J’aimeAimé par 2 personnes
@princecranoir Quand j’ai le choix et quand je me mate une péloche italienne, je sélectionne aussi la VO. Mais pour certains films américains (ceux de mon enfance), il existe des VF qui ont ma préférence (« Dirty Harry » ou « Predator », par exemple).
J’aimeJ’aime
Pareil et quelque soit la nationalité du film. Mais il y a des cas à part. ‘Le Bon, la Brute et le Truand’ par exemple, un de mes films de chevet. J’ai découvert dans une Cinémathèque la version longue italienne qui passe sans problème car les voix doublées des acteurs américains sont proches de leur voix réelle.
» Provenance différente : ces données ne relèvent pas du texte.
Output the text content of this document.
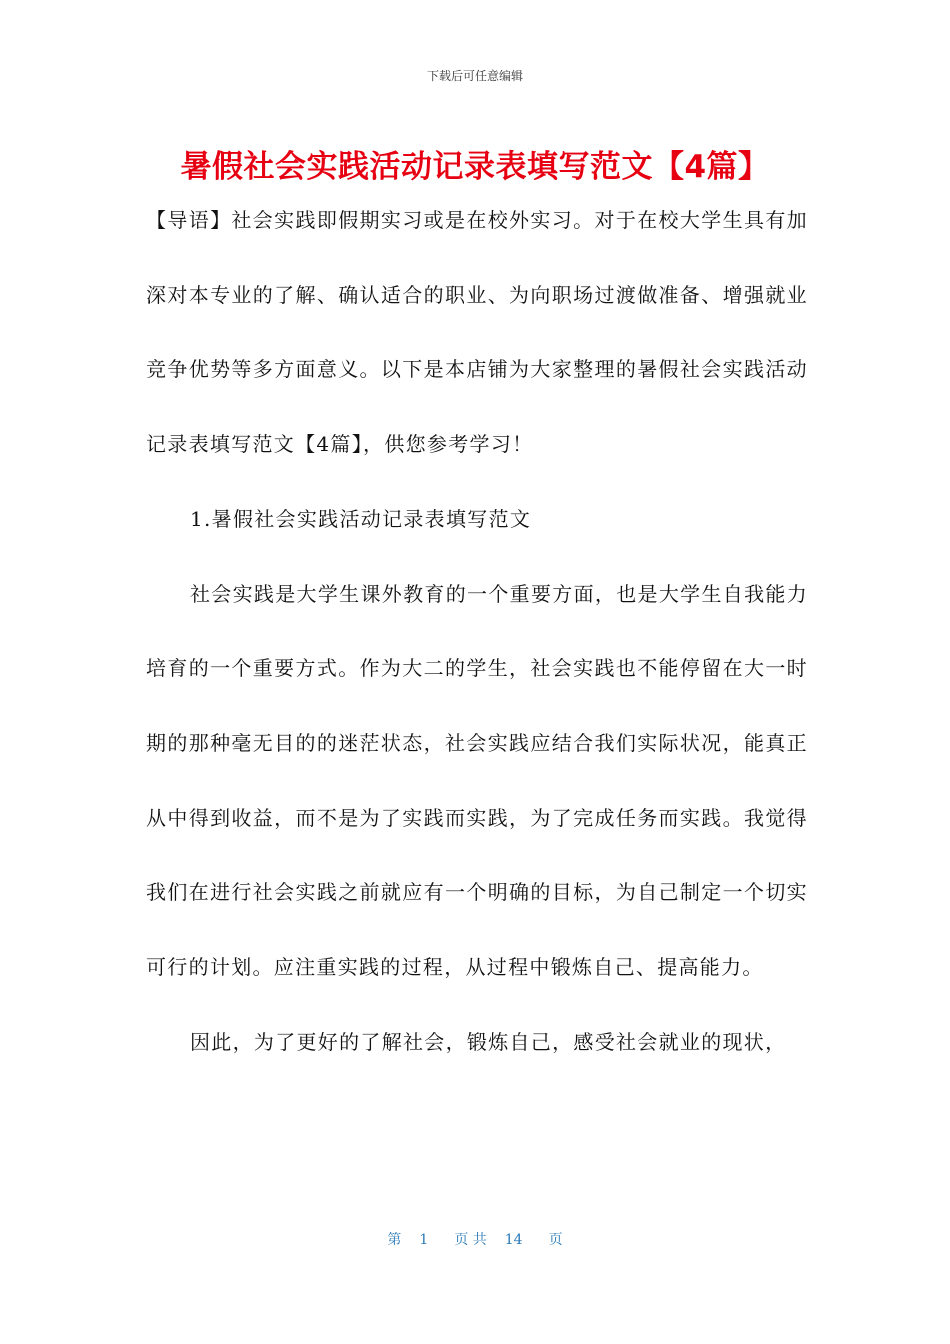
下载后可任意编辑
暑假社会实践活动记录表填写范文【4篇】

【导语】社会实践即假期实习或是在校外实习。对于在校大学生具有加深对本专业的了解、确认适合的职业、为向职场过渡做准备、增强就业竞争优势等多方面意义。以下是本店铺为大家整理的暑假社会实践活动记录表填写范文【4篇】，供您参考学习！

1.暑假社会实践活动记录表填写范文

社会实践是大学生课外教育的一个重要方面，也是大学生自我能力培育的一个重要方式。作为大二的学生，社会实践也不能停留在大一时期的那种毫无目的的迷茫状态，社会实践应结合我们实际状况，能真正从中得到收益，而不是为了实践而实践，为了完成任务而实践。我觉得我们在进行社会实践之前就应有一个明确的目标，为自己制定一个切实可行的计划。应注重实践的过程，从过程中锻炼自己、提高能力。

因此，为了更好的了解社会，锻炼自己，感受社会就业的现状，

第 1 页 共 14 页
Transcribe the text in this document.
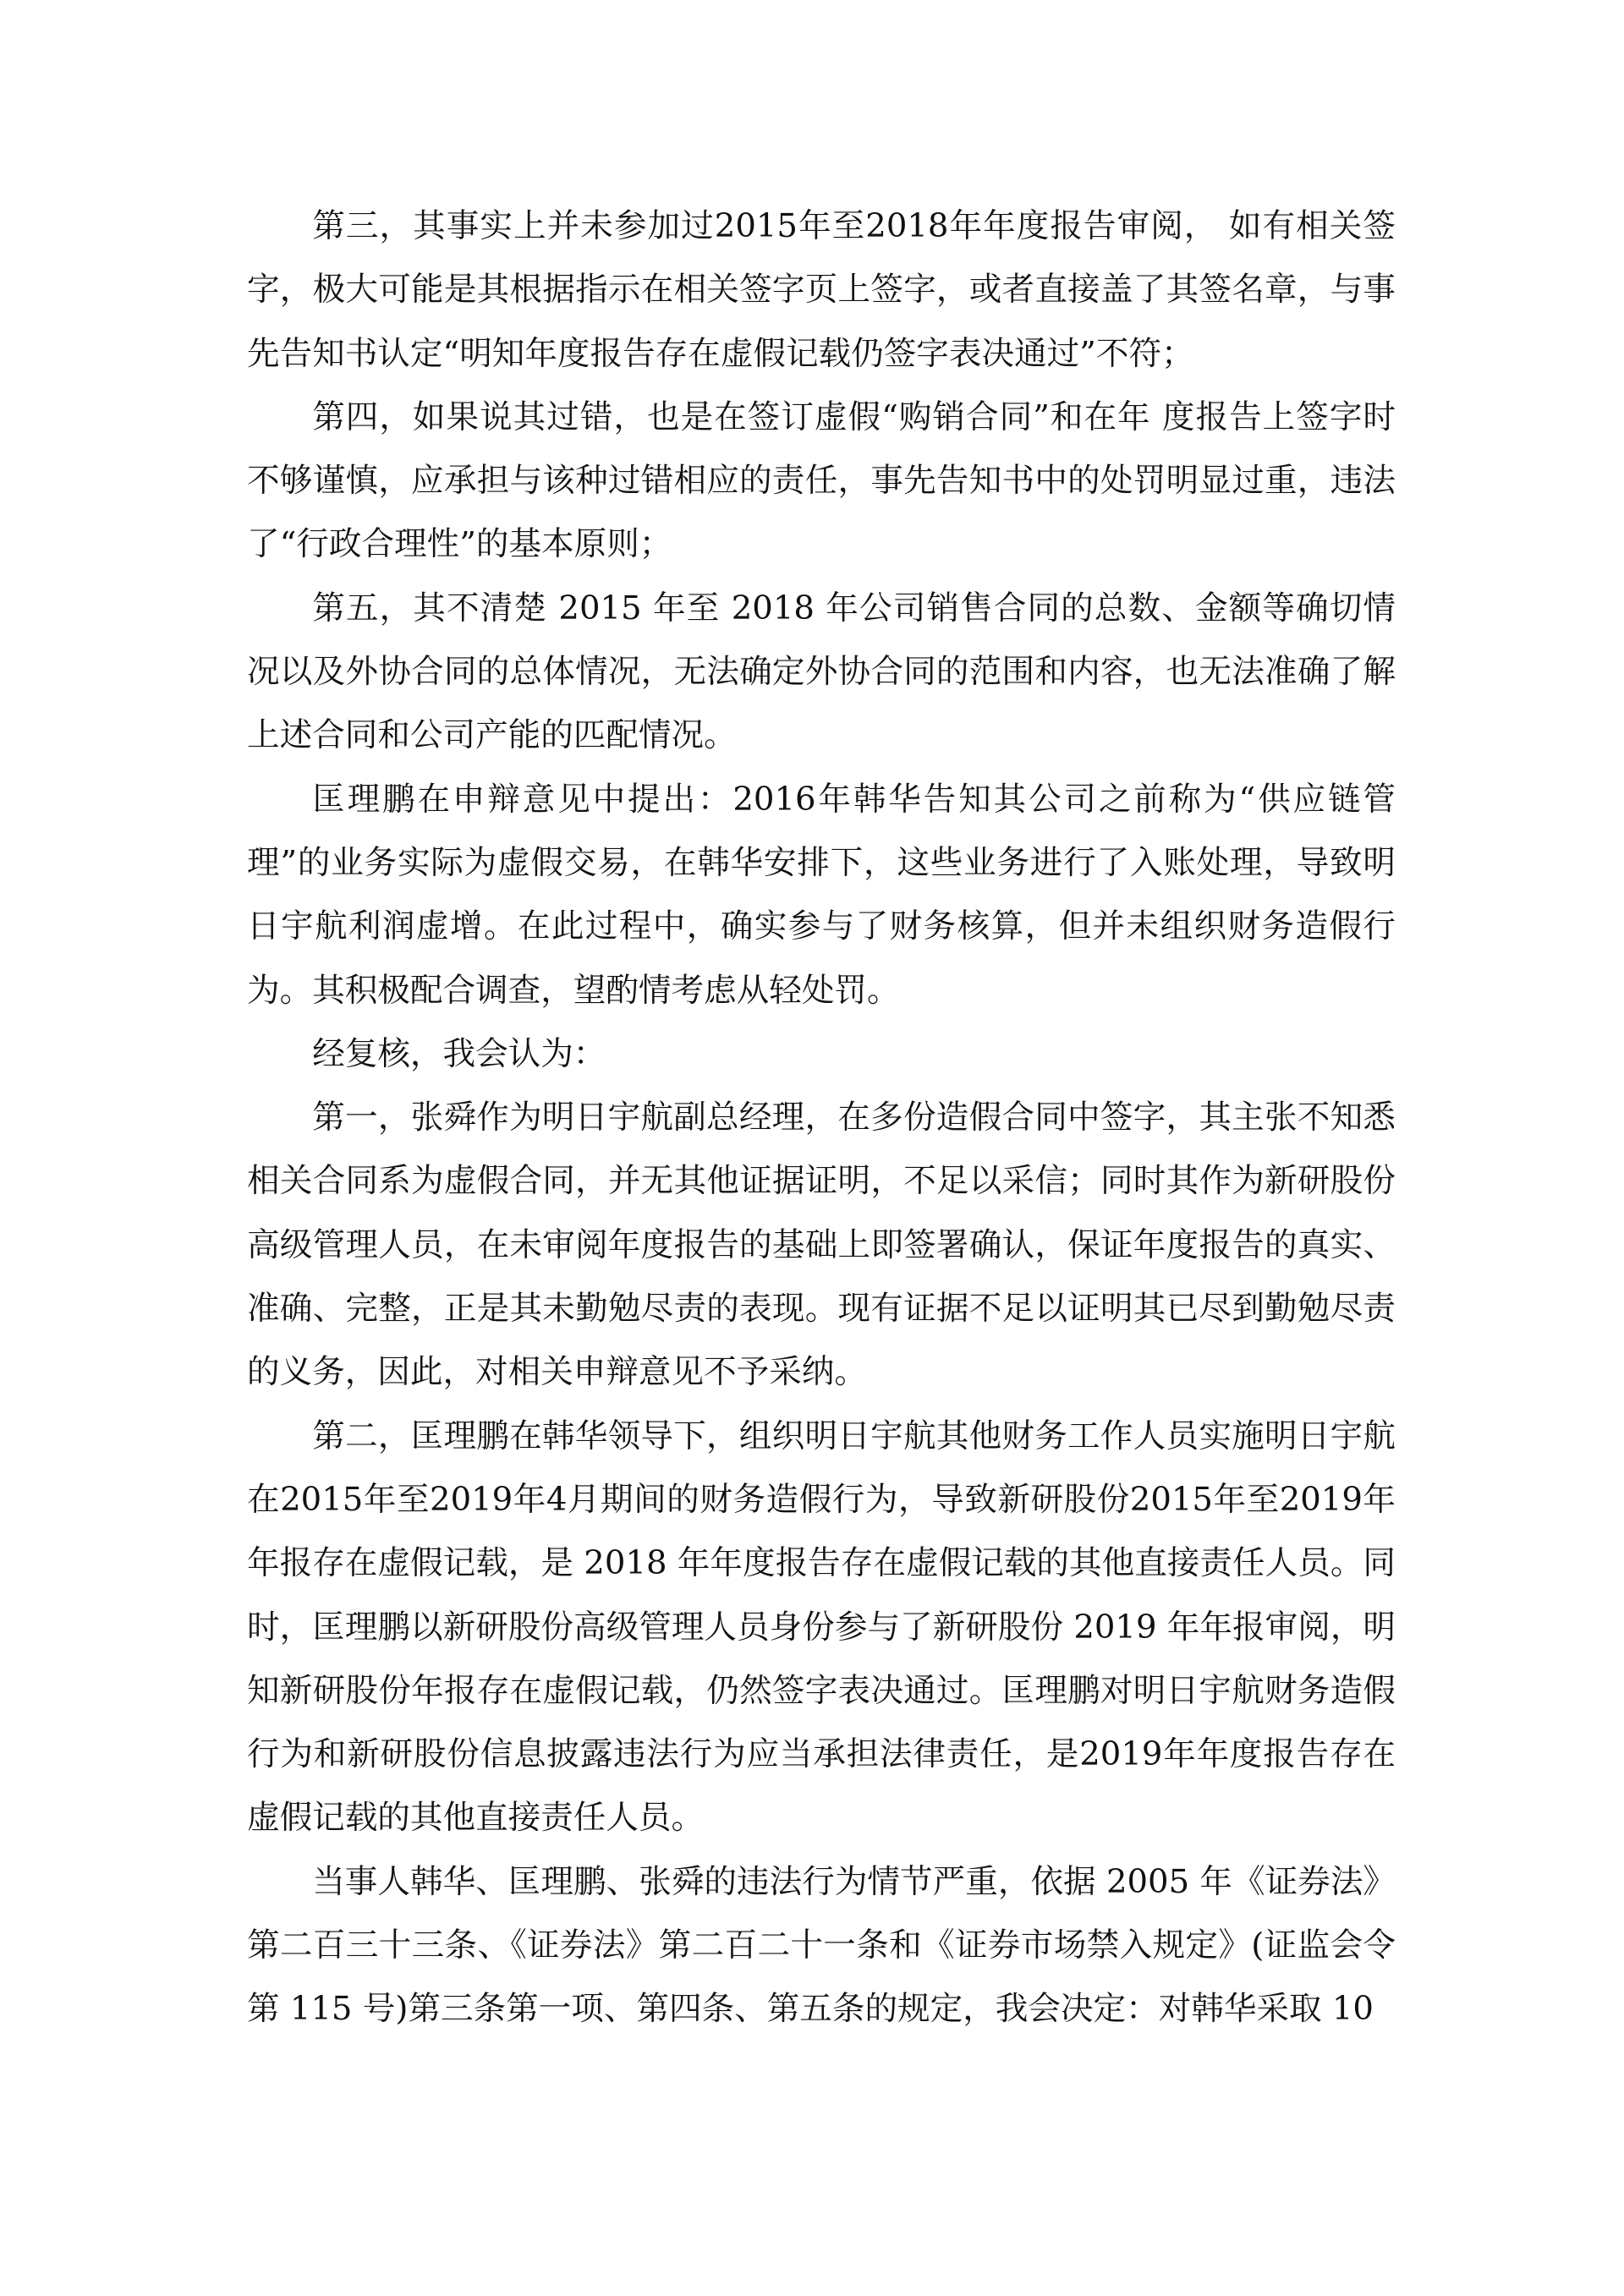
第三，其事实上并未参加过2015年至2018年年度报告审阅， 如有相关签字，极大可能是其根据指示在相关签字页上签字，或者直接盖了其签名章，与事先告知书认定“明知年度报告存在虚假记载仍签字表决通过”不符；

第四，如果说其过错，也是在签订虚假“购销合同”和在年 度报告上签字时不够谨慎，应承担与该种过错相应的责任，事先告知书中的处罚明显过重，违法了“行政合理性”的基本原则；

第五，其不清楚 2015 年至 2018 年公司销售合同的总数、金额等确切情况以及外协合同的总体情况，无法确定外协合同的范围和内容，也无法准确了解上述合同和公司产能的匹配情况。

匡理鹏在申辩意见中提出：2016年韩华告知其公司之前称为“供应链管理”的业务实际为虚假交易，在韩华安排下，这些业务进行了入账处理，导致明日宇航利润虚增。在此过程中，确实参与了财务核算，但并未组织财务造假行为。其积极配合调查，望酌情考虑从轻处罚。

经复核，我会认为：

第一，张舜作为明日宇航副总经理，在多份造假合同中签字，其主张不知悉相关合同系为虚假合同，并无其他证据证明，不足以采信；同时其作为新研股份高级管理人员，在未审阅年度报告的基础上即签署确认，保证年度报告的真实、准确、完整，正是其未勤勉尽责的表现。现有证据不足以证明其已尽到勤勉尽责的义务，因此，对相关申辩意见不予采纳。

第二，匡理鹏在韩华领导下，组织明日宇航其他财务工作人员实施明日宇航在2015年至2019年4月期间的财务造假行为，导致新研股份2015年至2019年年报存在虚假记载，是 2018 年年度报告存在虚假记载的其他直接责任人员。同时，匡理鹏以新研股份高级管理人员身份参与了新研股份 2019 年年报审阅，明 知新研股份年报存在虚假记载，仍然签字表决通过。匡理鹏对明日宇航财务造假行为和新研股份信息披露违法行为应当承担法律责任，是2019年年度报告存在虚假记载的其他直接责任人员。

当事人韩华、匡理鹏、张舜的违法行为情节严重，依据 2005 年《证券法》第二百三十三条、《证券法》第二百二十一条和《证券市场禁入规定》(证监会令第 115 号)第三条第一项、第四条、第五条的规定，我会决定：对韩华采取 10
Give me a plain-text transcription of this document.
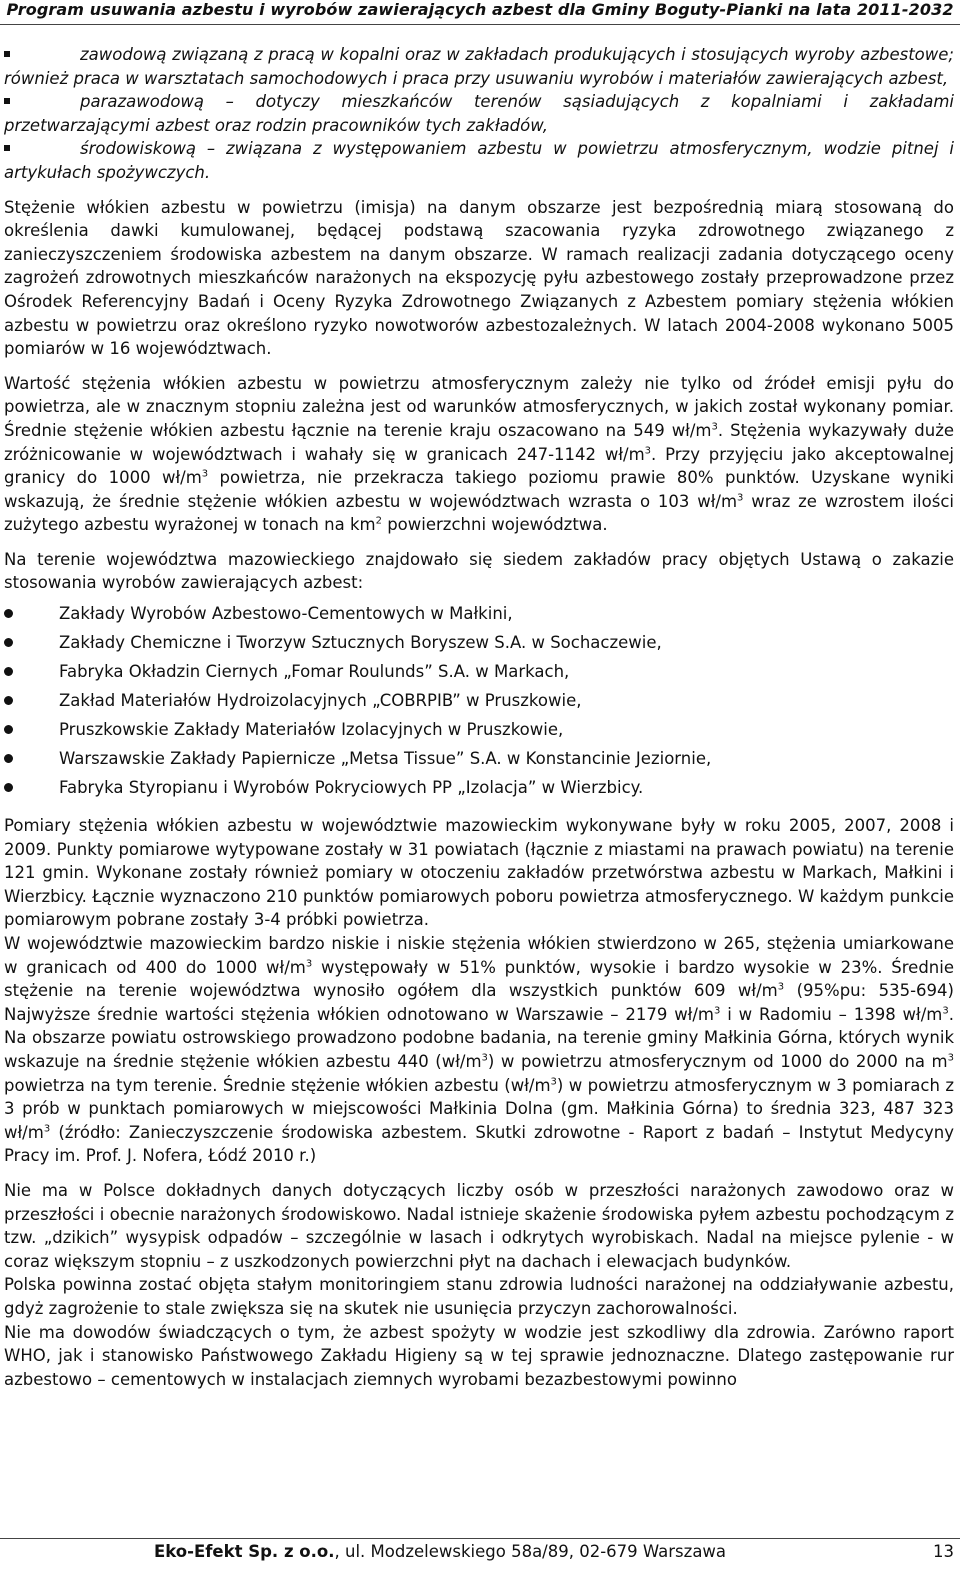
Program usuwania azbestu i wyrobów zawierających azbest dla Gminy Boguty-Pianki na lata 2011-2032
zawodową związaną z pracą w kopalni oraz w zakładach produkujących i stosujących wyroby azbestowe; również praca w warsztatach samochodowych i praca przy usuwaniu wyrobów i materiałów zawierających azbest,
parazawodową – dotyczy mieszkańców terenów sąsiadujących z kopalniami i zakładami przetwarzającymi azbest oraz rodzin pracowników tych zakładów,
środowiskową – związana z występowaniem azbestu w powietrzu atmosferycznym, wodzie pitnej i artykułach spożywczych.

Stężenie włókien azbestu w powietrzu (imisja) na danym obszarze jest bezpośrednią miarą stosowaną do określenia dawki kumulowanej, będącej podstawą szacowania ryzyka zdrowotnego związanego z zanieczyszczeniem środowiska azbestem na danym obszarze. W ramach realizacji zadania dotyczącego oceny zagrożeń zdrowotnych mieszkańców narażonych na ekspozycję pyłu azbestowego zostały przeprowadzone przez Ośrodek Referencyjny Badań i Oceny Ryzyka Zdrowotnego Związanych z Azbestem pomiary stężenia włókien azbestu w powietrzu oraz określono ryzyko nowotworów azbestozależnych. W latach 2004-2008 wykonano 5005 pomiarów w 16 województwach.

Wartość stężenia włókien azbestu w powietrzu atmosferycznym zależy nie tylko od źródeł emisji pyłu do powietrza, ale w znacznym stopniu zależna jest od warunków atmosferycznych, w jakich został wykonany pomiar. Średnie stężenie włókien azbestu łącznie na terenie kraju oszacowano na 549 $wł/m^3$. Stężenia wykazywały duże zróżnicowanie w województwach i wahały się w granicach 247-1142 $wł/m^3$. Przy przyjęciu jako akceptowalnej granicy do 1000 $wł/m^3$ powietrza, nie przekracza takiego poziomu prawie 80% punktów. Uzyskane wyniki wskazują, że średnie stężenie włókien azbestu w województwach wzrasta o 103 $wł/m^3$ wraz ze wzrostem ilości zużytego azbestu wyrażonej w tonach na $km^2$ powierzchni województwa.

Na terenie województwa mazowieckiego znajdowało się siedem zakładów pracy objętych Ustawą o zakazie stosowania wyrobów zawierających azbest:

Zakłady Wyrobów Azbestowo-Cementowych w Małkini,
Zakłady Chemiczne i Tworzyw Sztucznych Boryszew S.A. w Sochaczewie,
Fabryka Okładzin Ciernych „Fomar Roulunds” S.A. w Markach,
Zakład Materiałów Hydroizolacyjnych „COBRPIB” w Pruszkowie,
Pruszkowskie Zakłady Materiałów Izolacyjnych w Pruszkowie,
Warszawskie Zakłady Papiernicze „Metsa Tissue” S.A. w Konstancinie Jeziornie,
Fabryka Styropianu i Wyrobów Pokryciowych PP „Izolacja” w Wierzbicy.

Pomiary stężenia włókien azbestu w województwie mazowieckim wykonywane były w roku 2005, 2007, 2008 i 2009. Punkty pomiarowe wytypowane zostały w 31 powiatach (łącznie z miastami na prawach powiatu) na terenie 121 gmin. Wykonane zostały również pomiary w otoczeniu zakładów przetwórstwa azbestu w Markach, Małkini i Wierzbicy. Łącznie wyznaczono 210 punktów pomiarowych poboru powietrza atmosferycznego. W każdym punkcie pomiarowym pobrane zostały 3-4 próbki powietrza.

W województwie mazowieckim bardzo niskie i niskie stężenia włókien stwierdzono w 265, stężenia umiarkowane w granicach od 400 do 1000 $wł/m^3$ występowały w 51% punktów, wysokie i bardzo wysokie w 23%. Średnie stężenie na terenie województwa wynosiło ogółem dla wszystkich punktów 609 $wł/m^3$ (95%pu: 535-694) Najwyższe średnie wartości stężenia włókien odnotowano w Warszawie – 2179 $wł/m^3$ i w Radomiu – 1398 $wł/m^3$. Na obszarze powiatu ostrowskiego prowadzono podobne badania, na terenie gminy Małkinia Górna, których wynik wskazuje na średnie stężenie włókien azbestu 440 $(wł/m^3)$ w powietrzu atmosferycznym od 1000 do 2000 na $m^3$ powietrza na tym terenie. Średnie stężenie włókien azbestu $(wł/m^3)$ w powietrzu atmosferycznym w 3 pomiarach z 3 prób w punktach pomiarowych w miejscowości Małkinia Dolna (gm. Małkinia Górna) to średnia 323, 487 323 $wł/m^3$ (źródło: Zanieczyszczenie środowiska azbestem. Skutki zdrowotne - Raport z badań – Instytut Medycyny Pracy im. Prof. J. Nofera, Łódź 2010 r.)

Nie ma w Polsce dokładnych danych dotyczących liczby osób w przeszłości narażonych zawodowo oraz w przeszłości i obecnie narażonych środowiskowo. Nadal istnieje skażenie środowiska pyłem azbestu pochodzącym z tzw. „dzikich” wysypisk odpadów – szczególnie w lasach i odkrytych wyrobiskach. Nadal na miejsce pylenie - w coraz większym stopniu – z uszkodzonych powierzchni płyt na dachach i elewacjach budynków.

Polska powinna zostać objęta stałym monitoringiem stanu zdrowia ludności narażonej na oddziaływanie azbestu, gdyż zagrożenie to stale zwiększa się na skutek nie usunięcia przyczyn zachorowalności.

Nie ma dowodów świadczących o tym, że azbest spożyty w wodzie jest szkodliwy dla zdrowia. Zarówno raport WHO, jak i stanowisko Państwowego Zakładu Higieny są w tej sprawie jednoznaczne. Dlatego zastępowanie rur azbestowo – cementowych w instalacjach ziemnych wyrobami bezazbestowymi powinno

Eko-Efekt Sp. z o.o., ul. Modzelewskiego 58a/89, 02-679 Warszawa	13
Mais cependant, pour moi ce film est tout simplement culte dans sa VF exceptionnelle.
J’aimeAimé par 2 personnes
Die Hard en VF, ça le fait aussi.
Ceci dit, j’ai redecouvert Dirty Harry en le voyant en VO.
J’aimeAimé par 1 personne
@nico nsb Très bon exemple ! J’ai grandi (et vieilli) avec « Le Bon, la Brute et le Truand » et je l’ai toujours regardé en VF. Ce doublage d’époque apporte un charme fou à l’ensemble (oui, culte comme tu dis). En revanche, là où ça pose problème, c’est lorsque tu te mates la version longue en VF : les séquences inédites pâtissent d’un nouveau doublage franchement catastrophique…
J’aimeAimé par 1 personne
@nico nsb Afin de vendre les films à l’international, l’anglais avait tendance à supplanter l’italien… D’où les pseudos « à l’américaine » utilisés à leurs débuts par Sergio Leone (Bob Robertson) ou Mario Bava (John M. Old)…
J’aimeJ’aime
Je ne sais pas si la version longue est disponible en vidéo. Lorsque je l’ai découverte dans une Cinémathèque, c’était en italien.